Toutes sont féministes et toutes connaissent des parcours féministes très différents. Ces interviews sont simplement là pour montrer la richesse et la variété des féminismes.

Interview de Marion.
Son twitter : @marion_mdm

Bonjour peux-tu te présenter ?

Bonjour ! Moi c'est Marion, j'ai 30 ans, je suis cadre dans la communication, et j'habite Paris... Blanche, hétéro, cisgenre, autant dire que je suis une vraie privilégiée et que l'on peut me qualifier de féministe bourgeoise (mais je le prends bien)
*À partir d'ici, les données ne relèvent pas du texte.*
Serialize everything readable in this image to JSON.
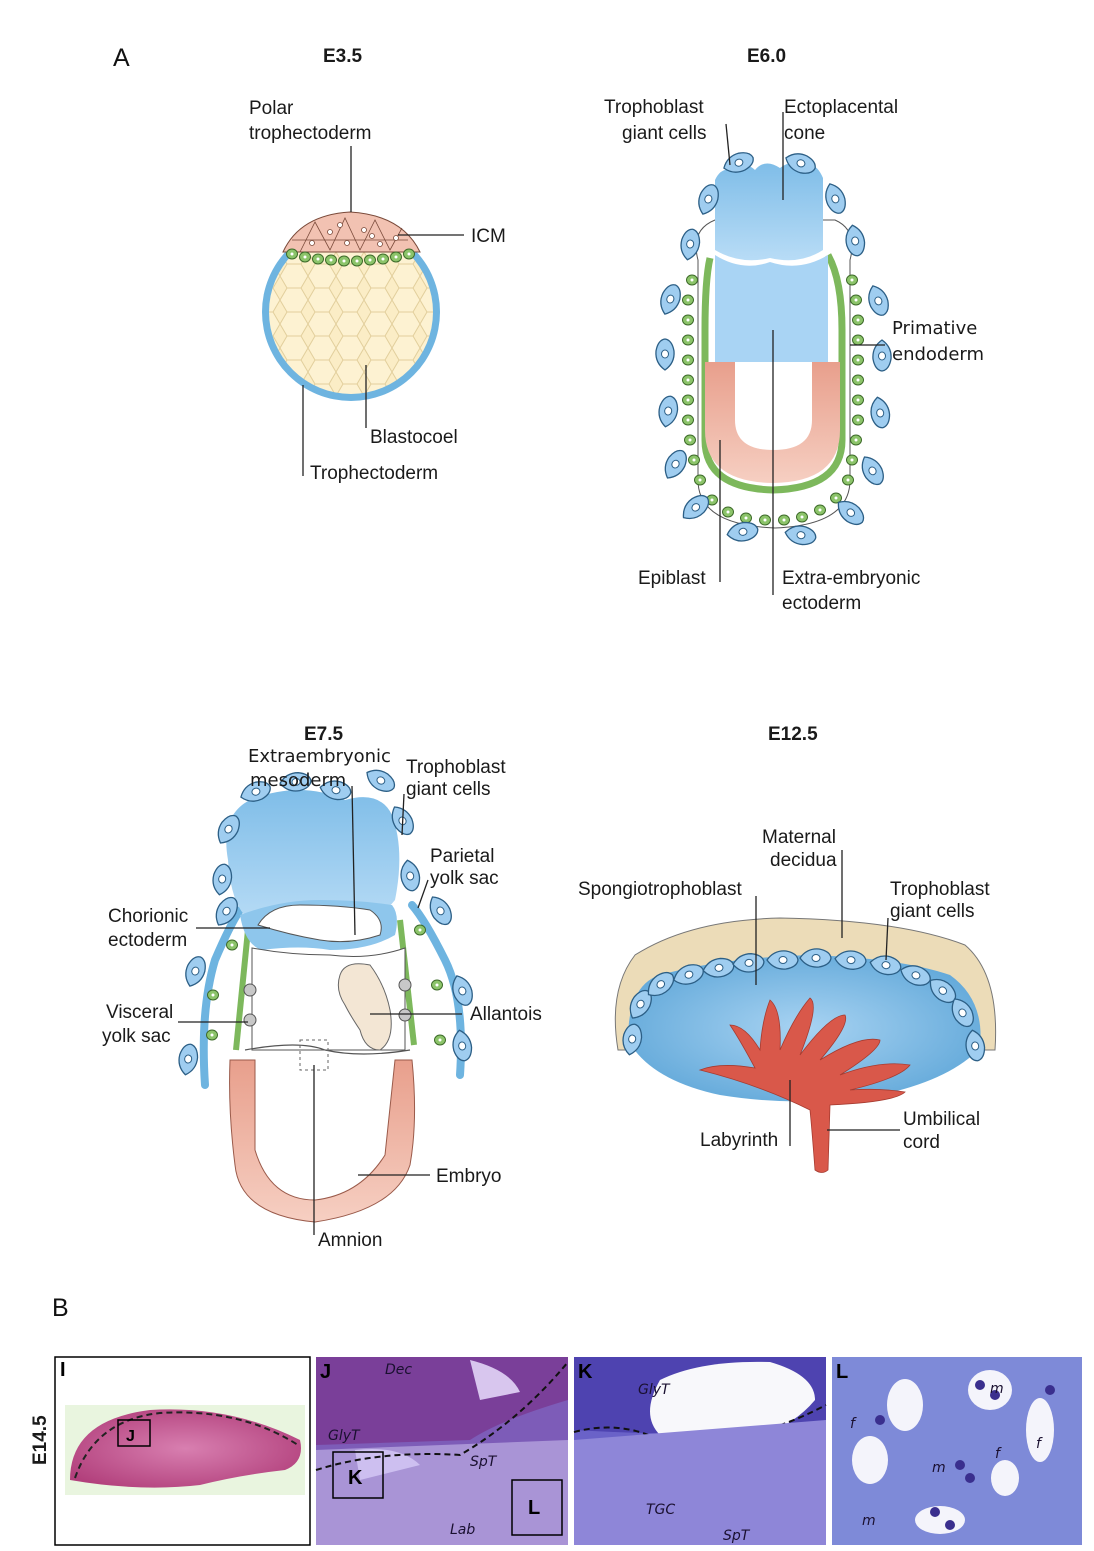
{
  "panel_a": {
    "letter": "A",
    "e35": {
      "stage": "E3.5",
      "labels": {
        "polar_1": "Polar",
        "polar_2": "trophectoderm",
        "icm": "ICM",
        "blastocoel": "Blastocoel",
        "trophectoderm": "Trophectoderm"
      }
    },
    "e60": {
      "stage": "E6.0",
      "labels": {
        "tgc_1": "Trophoblast",
        "tgc_2": "giant cells",
        "ecto_1": "Ectoplacental",
        "ecto_2": "cone",
        "prim_1": "Primative",
        "prim_2": "endoderm",
        "epiblast": "Epiblast",
        "exe_1": "Extra-embryonic",
        "exe_2": "ectoderm"
      }
    },
    "e75": {
      "stage": "E7.5",
      "labels": {
        "exm_1": "Extraembryonic",
        "exm_2": "mesoderm",
        "tgc_1": "Trophoblast",
        "tgc_2": "giant cells",
        "pys_1": "Parietal",
        "pys_2": "yolk sac",
        "chor_1": "Chorionic",
        "chor_2": "ectoderm",
        "vys_1": "Visceral",
        "vys_2": "yolk sac",
        "allantois": "Allantois",
        "embryo": "Embryo",
        "amnion": "Amnion"
      }
    },
    "e125": {
      "stage": "E12.5",
      "labels": {
        "mat_1": "Maternal",
        "mat_2": "decidua",
        "spongio": "Spongiotrophoblast",
        "tgc_1": "Trophoblast",
        "tgc_2": "giant cells",
        "labyrinth": "Labyrinth",
        "umb_1": "Umbilical",
        "umb_2": "cord"
      }
    }
  },
  "panel_b": {
    "letter": "B",
    "row_label": "E14.5",
    "images": {
      "i": {
        "corner": "I",
        "box": "J"
      },
      "j": {
        "corner": "J",
        "dec": "Dec",
        "glyt": "GlyT",
        "spt": "SpT",
        "lab": "Lab",
        "box_k": "K",
        "box_l": "L"
      },
      "k": {
        "corner": "K",
        "glyt": "GlyT",
        "tgc": "TGC",
        "spt": "SpT"
      },
      "l": {
        "corner": "L",
        "m1": "m",
        "m2": "m",
        "m3": "m",
        "f1": "f",
        "f2": "f",
        "f3": "f"
      }
    }
  },
  "colors": {
    "trophoblast_blue": "#6eb4e0",
    "cone_blue": "#9fcdf0",
    "epiblast_pink": "#f0b8a8",
    "endoderm_green": "#7db85c",
    "labyrinth_red": "#d9584a",
    "decidua_tan": "#ecdcb8",
    "he_stain": "#c8508a",
    "toluidine": "#5a4bb0"
  }
}
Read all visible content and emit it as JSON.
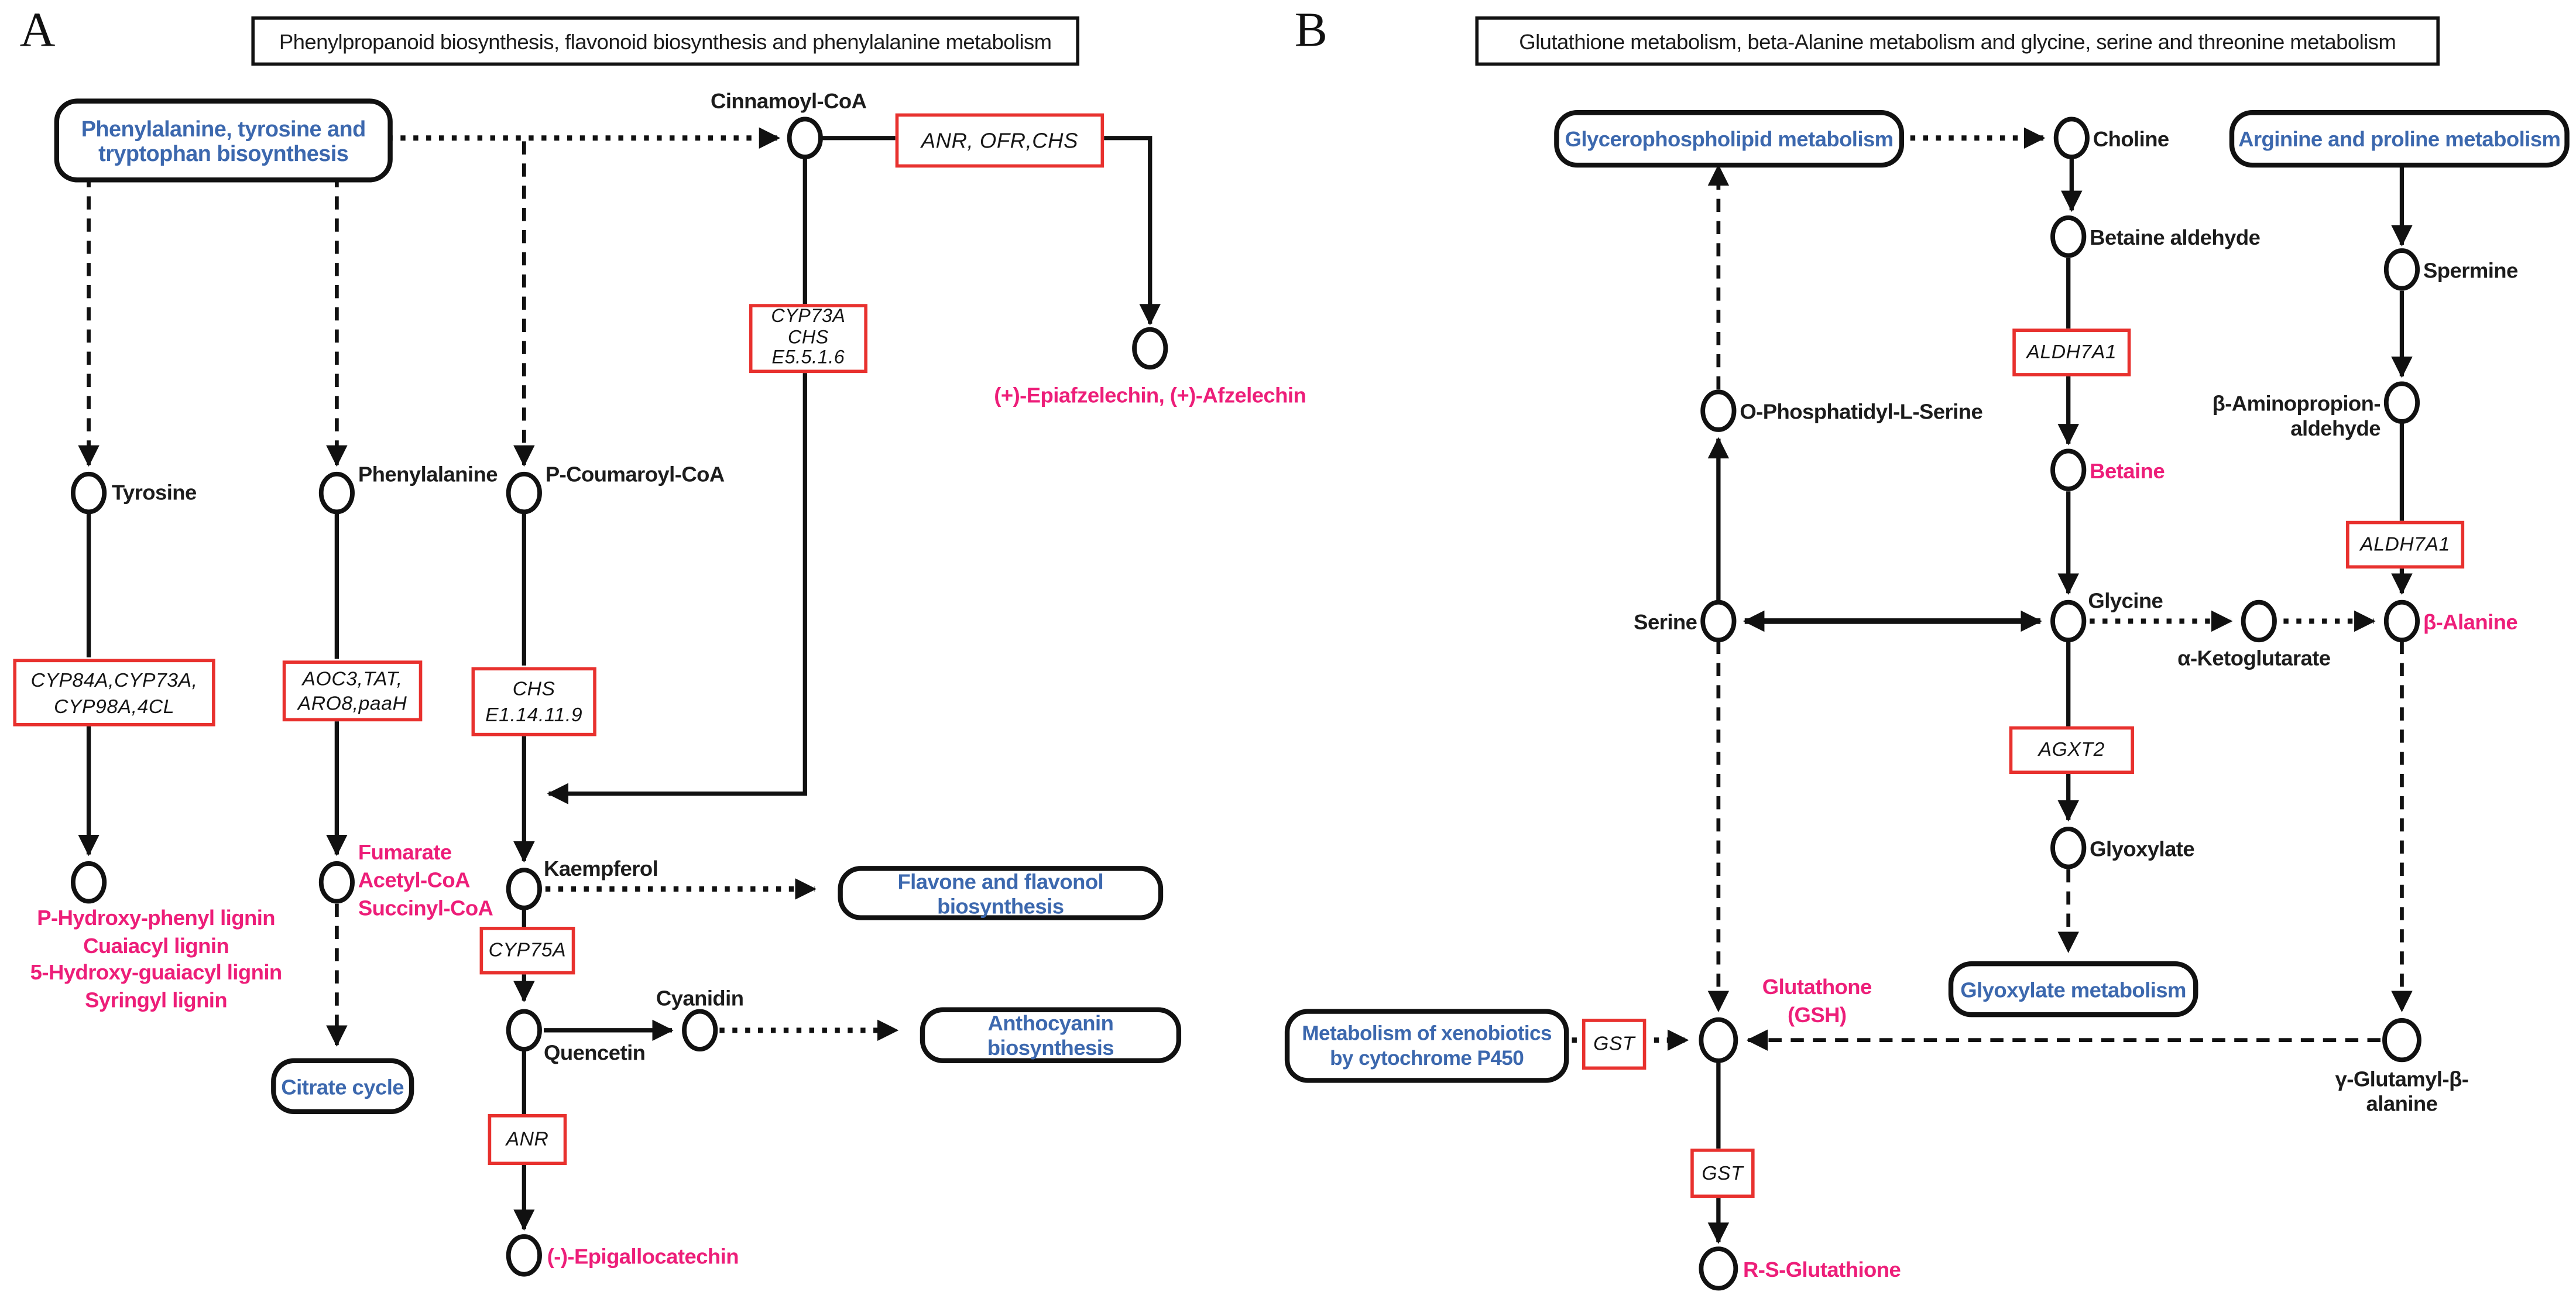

Depuis quand es-tu féministe ?

Pour simplifier je dis que je suis devenue féministe très car je voulais sortir en boîte à 16 ans. Mais en vrai, c'est un héritage familial. Ma mère ne s'est jamais définie comme féministe, pourtant elle a toujours été attachée à son indépendance et à sa liberté d'action. Ca remonte à très loin, mais elle est issue d'une famille très machiste avec des frères omni présents, dans une grosse fratrie où les filles étaient mises en formation couture et les garçons en formation bâtiment. Bref, ma mère voulait sortir, aller au bal, rencontrer des garçons,  et à chaque fois ses grands frères venaient la chercher pas la peau du dos car une fille ne devait pas sortir... Ce qui fait que quand elle a eu une fille, elle a toujours dit "ma fille sortira comme elle voudra." Mon grand frère sortait beaucoup aussi, ce qui fait que quand j'ai voulu suivre son exemple,  ma mère m'a appuyée malgré toutes les réticences familiales, les remarques des voisins... Ouin dans les années 2000 c'était encore comme ça.  C'était aussi une grande militante anti slutshaming qui dit toujours "on dit d'un homme que c'est un Don Juan mais d'une femme que c'est une salope". Cela peut paraître léger mais mon enfance et mon adolescence ont été bercées par ça , ce qui fait que j'ai toujours été très attachée à cette notion de liberté et d'égalité : que je sois une femme ne doit pas m'empêcher de vivre ma vie comme bon me semble.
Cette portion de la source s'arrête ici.